State Sanctified Murder

I was recently told that the commandment, “Thou shalt not kill” (Exodus 20:13), does not apply to killing in war. I was not told that it did not apply to killing in a just war. And neither was I told that it did not apply to killing in a defensive war. There were no qualifications on the nature of the war. Confirmation that this is indeed the case soon followed: although the war in Iraq is stupid, unnecessary, and unconstitutional, Christians can in good conscience join the military, not only knowing that they might have to go to Iraq and bomb, maim, and kill for the state, but can actually do these things without any fear of negative consequences by God at the judgment because they “obeyed orders” and “obeyed the powers that be.”

Christians who volunteer for the military and their pastors who encourage them are basically saying that killing someone you don’t know and may never have seen, in his own territory, is not murder (and therefore is not prohibited by the sixth commandment) if the U.S. government says that he should be killed.

State sanctified murder.

As a Bible-believing Christian, I reject this ghastly statolatry, and for two reasons:

  • “Thou shalt have no other gods before me” (Exodus 20:3).
  • “We ought to obey God rather than men” (Acts 5:29).

It doesn’t take a Ph.D. in theology or even a Bible-college education to see that killing someone for the state in an aggressive, unconstitutional, non-defensive, foreign war is immoral. Killing someone for the state can be murder for the simple reason that the state can sanctify nothing. It is the state itself that needs sanctification. The state is the greatest killing machine in history. The twentieth century was the bloodiest century in human history precisely because of state aggression.

It is incredible that Christians would even think of using the “obeying orders” defense. Rudolf Hoess, Hermann Goering, and Alfred Jodl used it at the Nuremberg Trials:

  • “I thought I was doing the right thing. I was obeying orders.”
  • “We had orders to obey the head of state.”
  • “I don’t see how they can fail to recognize a soldier’s obligation to obey orders. That’s the code I’ve live by all my life.”

It didn’t work. Jodl was hanged in Nuremberg in 1946 and Hoess was hanged in Poland in 1947. Goering committed suicide by taking a cyanide pill on the day before his scheduled hanging.

Lieutenant William Calley used it after the My Lai Massacre on March 16, 1968: “I felt then and I still do that I acted as I was directed, and I carried out the orders that I was given, and I do not feel wrong in doing so.”

Lawyers for some of the defendants in the Abu Ghraib Prison abuse scandal also say “their clients were only following orders when they took part in alleged abusive acts at the prison.”

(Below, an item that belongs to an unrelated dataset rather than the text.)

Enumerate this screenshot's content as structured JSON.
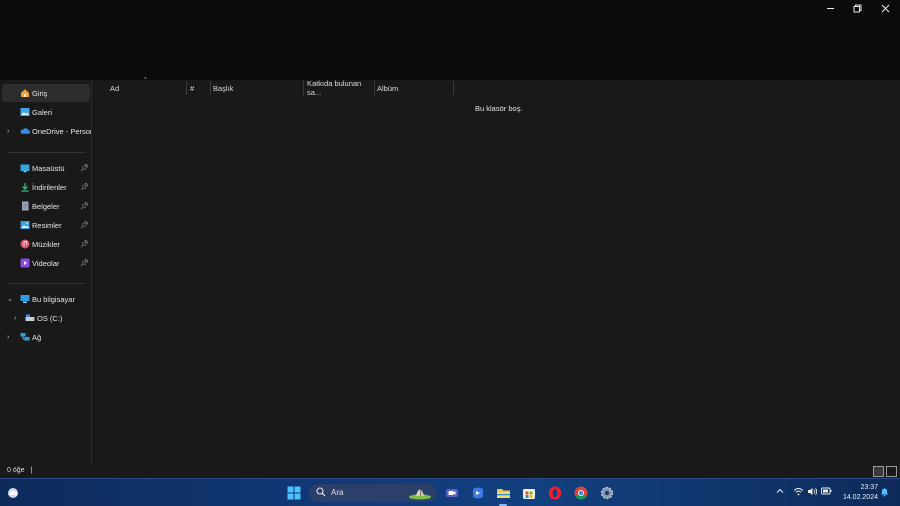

If no one in the military obeyed orders, then, it is argued, the military would not function very well. Good. That is exactly what we need, and for two reasons. One, if our soldiers are given orders to bomb, torture, maim, kill, and destroy people (and property) half way around the world that have never lifted a finger against the United States then those are the types of orders that we don’t want soldiers in any country obeying. And second, since the military has very little to do with actually defending the country, the fact that it was not able to function very well doesn’t seem like such a bad thing. Just think, if the military was dysfunctional enough then there would be no more bases built overseas, there would be no more U.S. troops stationed on foreign soil, there would be no more bombs dropped, there would be no more land mines buried, there would be no more torture disguised as interrogation, there would be no more “regime changes,” there would be no more invasions, there would be no more creating terrorists because of our reckless foreign policy, there would be no wasting of billions of dollars of the taxpayers’ money, and finally, the root would be destroyed — the insidious policy of interventionism.

Maybe, just maybe, the military could actually patrol our coasts and guard our borders. In that case a Christian could in good conscience “join up.”

It is a sad day when conservative Christian pastors preach that Christians in the military should not commit treason by refusing to drop a nuclear bomb on a city when ordered by the state to do so instead of preaching that it would be immoral to incinerate tens of thousands of people by using such a weapon.

What are these pastors going to say when U.S. troops are directed to attack American citizens in the name of fighting terrorism? Will they still encourage their young men to join the military? Is it going to take an assault by the military on their own family before they preach the Scripture that “we ought to obey God rather than men” (Acts 5:29) instead of repeating the mantra “obey the powers that be”?

If the commandment, “Thou shalt not kill” (Exodus 20:13) never applies in wartime then what about the prohibition against adultery? What about the commandments against stealing, lying, swearing, and coveting? If killing in war is never murder then is torture permitted? It is certainly better to just torture someone for a few days than to kill him.

The great mystery here is why the subjects of war and the military turn some Christians into apologists for the state. This includes many Christians who otherwise denounce Bush and the U.S. global empire.

State sanctified murder — will it abide the judgment? I am not taking my chances.